Una Administración marítima bien organizada y un servicio público responsable del salvamento y rescate son condiciones indispensables para un país moderno. Lo primero exigiría crear una estructura periférica importante, con no menos de 1.000 puestos de trabajo, que descargara de estas tareas a las actuales comanidancias militares de Marina; lo segundo necesita inversiones en medios preventivos y de rescate, utilizables no sólo para el control de la flota nacional, sino de las concurridas rutas internacionales que pasan por Finisterre, el estrecho de Gibraltar y Canarias.

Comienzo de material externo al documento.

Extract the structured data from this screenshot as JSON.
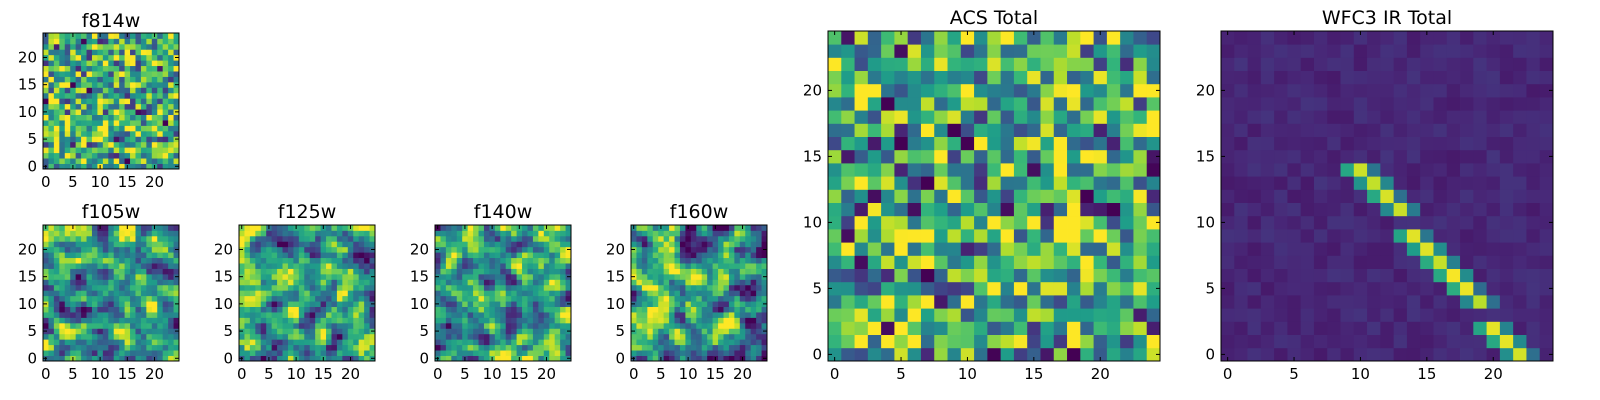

De poco sirve haber construido una torre de control del tráfico en el Estrecho si no puede, entrar en servicio por falta de personal o porque carece de medios para corregir las infracciones detectadas desde el punto de vigilancia. Las soluciones. precisan de decisiones presupuestarias, sin duda difíciles en la actual época de crisis, junto con el estricto cumplimiento de medidas de seguridad por parte de compañías armadoras y de las propias tripulaciones.

Por último, la determinación de las causas de los accidentes precisa de encuestas seriamente realizadas y oportunamente difundidas que nos saquen de la razonable duda de si todos los accidentes que se registran son inevitables y de si algunos naufragios han sido provocados. Algo se ha intentado en este terreno durante el último año, pero el sistema no funcionará eficazmente mientras España carezca de una autoridad marítima fuerte y profesionalizada.